The Independent talks exclusively to Norman about what’s happening now he’s not there to drive things forward.

Norman Lamb, who served as the minister responsible for mental health in the Coalition government, said that vital new waiting-times targets for a range of mental health conditions including bipolar disorder and OCD “won’t happen” because the plans were not funded.

He also hit out at an NHS England decision to water down financial incentives for local health authorities to improve mental health services, and criticised “scandalously low” levels of funding for research into mental health conditions.

Mr Lamb, the Liberal Democrats’ health spokesperson and one of the country’s leading campaigners for improved mental health services, said that “all signs” pointed to “a continuing disadvantage for those who suffer from mental illness with no prospect of it ever changing”.

He told the paper:

The Government pledged to spend £1bn extra a year on mental health by 2020 – part of the £8bn pledged to the NHS as a whole.

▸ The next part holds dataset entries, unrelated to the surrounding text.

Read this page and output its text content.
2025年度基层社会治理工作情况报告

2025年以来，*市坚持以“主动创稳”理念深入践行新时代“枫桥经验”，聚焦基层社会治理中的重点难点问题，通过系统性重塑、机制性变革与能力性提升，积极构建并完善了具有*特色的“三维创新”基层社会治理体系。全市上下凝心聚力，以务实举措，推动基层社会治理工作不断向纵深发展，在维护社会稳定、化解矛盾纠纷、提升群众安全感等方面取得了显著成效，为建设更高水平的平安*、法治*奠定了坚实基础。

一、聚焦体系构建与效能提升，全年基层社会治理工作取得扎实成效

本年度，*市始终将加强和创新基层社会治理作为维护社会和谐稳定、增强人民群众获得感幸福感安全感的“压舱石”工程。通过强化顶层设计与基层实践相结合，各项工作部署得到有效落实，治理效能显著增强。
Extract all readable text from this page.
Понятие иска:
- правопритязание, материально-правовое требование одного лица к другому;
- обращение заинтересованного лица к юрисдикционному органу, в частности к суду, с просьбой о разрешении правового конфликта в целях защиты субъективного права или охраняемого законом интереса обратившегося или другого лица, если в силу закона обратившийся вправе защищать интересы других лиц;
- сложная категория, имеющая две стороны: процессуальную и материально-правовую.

However, Mr Lamb said he had been told this figure did not cover the implementation of the new waiting times standards.

“I asked: is this funded? The answer was no,” he said. “So essentially it won’t happen.”

“The rhetoric is good, and I think when [Health Secretary] Jeremy Hunt says he wants to continue to improve mental healthcare, he means it,” he said. “But you can’t do it without the money. When the whole of the NHS is under huge financial pressure, it is mental health that misses out.”